OUR CHANGING WORLD

 

E. G. Homrighausen, one of my teachers at Princeton, is retiring from 30 years of writing for Theology Today, much of which has been a kind of running chronicle on “The Church in the World.” In his last installment he lists what he considers the most significant developments over the past generation, some of which are: 1) The birth and growth of the ecumenical movement, reflected in the World Council of Churches, which in 1948 had 147 churches from 48 countries and now has 263 churches from 90 countries, 40% of whom are from the Third World; despite all its weaknesses, it is the most important fact in church history in this century; 2) The calling of Vatican II, the most significant assembly of Roman Catholic leaders since the Council of Trent; the windows of the church were opened as never before, enabling the church to break out of its protective ghetto; 3) The survival of the church in Russia and Eastern Europe, despite all efforts to seduce it into union with totalitarian systems; it has passed through an age of martyrdom, with uncounted believers giving their lives for their faith; there are about one million Baptists in Russia, many of them now a part of the underground church; and yet 50 Orthodox churches still operate in Moscow, each providing two services each Sunday. 4) The growth of the churches has been phenomenal, especially in Korea, Taiwan, Indonesia, the Pacific Islands, Africa, and Latin America, and this by the work of indigenous lay witness rather than by missionaries from the West.

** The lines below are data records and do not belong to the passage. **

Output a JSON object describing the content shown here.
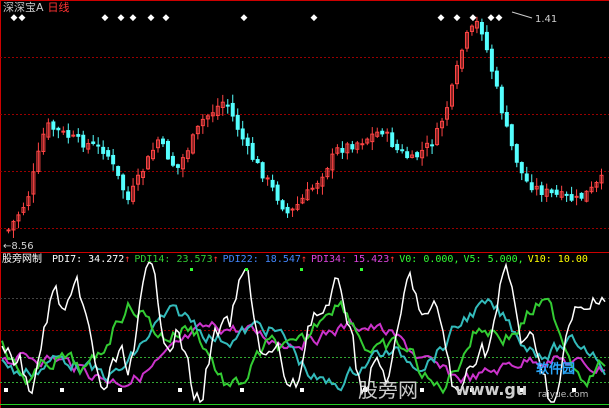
{
  "window": {
    "title": "深深宝A",
    "period_label": "日线"
  },
  "price_panel": {
    "peak_label": "1.41",
    "low_label": "8.56",
    "signal_marker": "◆",
    "candle_count": 120,
    "colors": {
      "up": "#ff4444",
      "down": "#54ffff",
      "grid": "#990000",
      "border": "#cc0000"
    }
  },
  "indicator_panel": {
    "name": "股旁网制",
    "readouts": [
      {
        "label": "PDI7:",
        "value": "34.272",
        "arrow": "↑",
        "color": "#ffffff"
      },
      {
        "label": "PDI14:",
        "value": "23.573",
        "arrow": "↑",
        "color": "#33cc33"
      },
      {
        "label": "PDI22:",
        "value": "18.547",
        "arrow": "↑",
        "color": "#4488ff"
      },
      {
        "label": "PDI34:",
        "value": "15.423",
        "arrow": "↑",
        "color": "#dd44dd"
      },
      {
        "label": "V0:",
        "value": "0.000,",
        "arrow": "",
        "color": "#33ff33"
      },
      {
        "label": "V5:",
        "value": "5.000,",
        "arrow": "",
        "color": "#33ff33"
      },
      {
        "label": "V10:",
        "value": "10.00",
        "arrow": "",
        "color": "#ffff00"
      }
    ],
    "series_colors": {
      "pdi7": "#ffffff",
      "pdi14": "#33cc33",
      "pdi22": "#33bbbb",
      "pdi34": "#cc33cc",
      "levels": "#33ff33"
    }
  },
  "watermarks": {
    "cn": "股旁网",
    "url": "www.gu",
    "logo": "软件园",
    "domain": "raiyue.com"
  }
}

But what especially impresses Homrighausen is the impact that Jesus has had outside the established church. “Never has Jesus been so widely known and perhaps so highly regarded as he is at the present time, even outside the older Christian circles in Europe and the U. S.,” he writes. He “turns on” youth; he is the center of musicals; he is the authentic person-for-others for many outside the church; he is the center of the current religious revival, one expression of which in the circulation of Good News for Modern Man, which has now passed the 40 million mark!

Richard Hall of the Proctor Street Church of Christ in Port Arthur writes of his exciting experience in attending the Mission Magazine seminar in Houston. Featured this year was William Kearly of the Covenant Church in Houston, speaking on “Worship in the Free Churches; A Call to New Life.” While Kearly is a Baptist, his church is an effort toward unity in that it is made up of all backgrounds, including several from the Church of Christ. They have no building, but meet in the afternoon at a Disciples building, where they have their offices. It is a sharing church, dedicated to being helpful and kind to one another (Heb. 10:24). Mission’s board of 40 concerned souls impressed Rich as hardly a “conspiracy to wreck the church,” but as a sincere effort toward responsible Christian journalism. Vic Hunter, the editor, is quoted as. saying he wished to listen to his readership, and he set forth a philosophy of “participatory journalism.”

In Ira Rice’s Contending for the Faith our brother Max R. Miller has a piece on “The Church of Christ Zoo.” Instead of sheep being in the fold there is instead those who would fill the church with predacious creatures like serpents and buzzards. The zoo keepers, he tells us, are “the Ketchersides and the Garretts,”which I presume includes Nell and Ouida. The predators are identified as instrumentalists, pentecostals and rationalists. The Bible sings of Jesus as purchasing “men for God of every race, language, people and nation and made of them a line of kings and priests... (Rev. 5:9), which is more diverse that we have yet attained, with out any reference to a menagerie. Our good brother must realize that many of our folk are all caged in because of their fears of things like change and a new idea, whether they be in a zoo or not. Besides, whoever heard of a buzzard being in a zoo? If I were the keeper, it would be over my dead body!

In the current issue of the Lexington Theological Quarterly there is a historical review of the modern pentecostal movement. It began at the turn of the century with one Charles Parham in Topeka, Kansas. A Methodist preacher that felt a lack of spiritual power in his own life, he gathered around him a group of 40 concerned souls who became convinced that the power and success of the early church was the empowering by the Holy Spirit. The movement now boasts of 10 million members worldwide, including a formidable penetration of the Soviet Union.

First Presbyterian Church in Pittsburgh is featured in Decision, published by Billy Graham, as one of the great churches of today. Its building is used by 8,000 people every week even though it has but 2500 members. A thousand business men meet weekly for lunch and study; 400 women gather weekly in a similar way. Kids meet all over the place and all through the week. It has a staff of ten that ministers to 28,000 students in downtown Pittsburgh, and they call it “the Power and Light Company.” Its concept of “ministering members” has resulted in 68 people over the past 20 years becoming public ministers of the Word. Thirty-five per cent of the church’s income goes to missions of various kinds, and the pulpit is known to be strongly evangelical.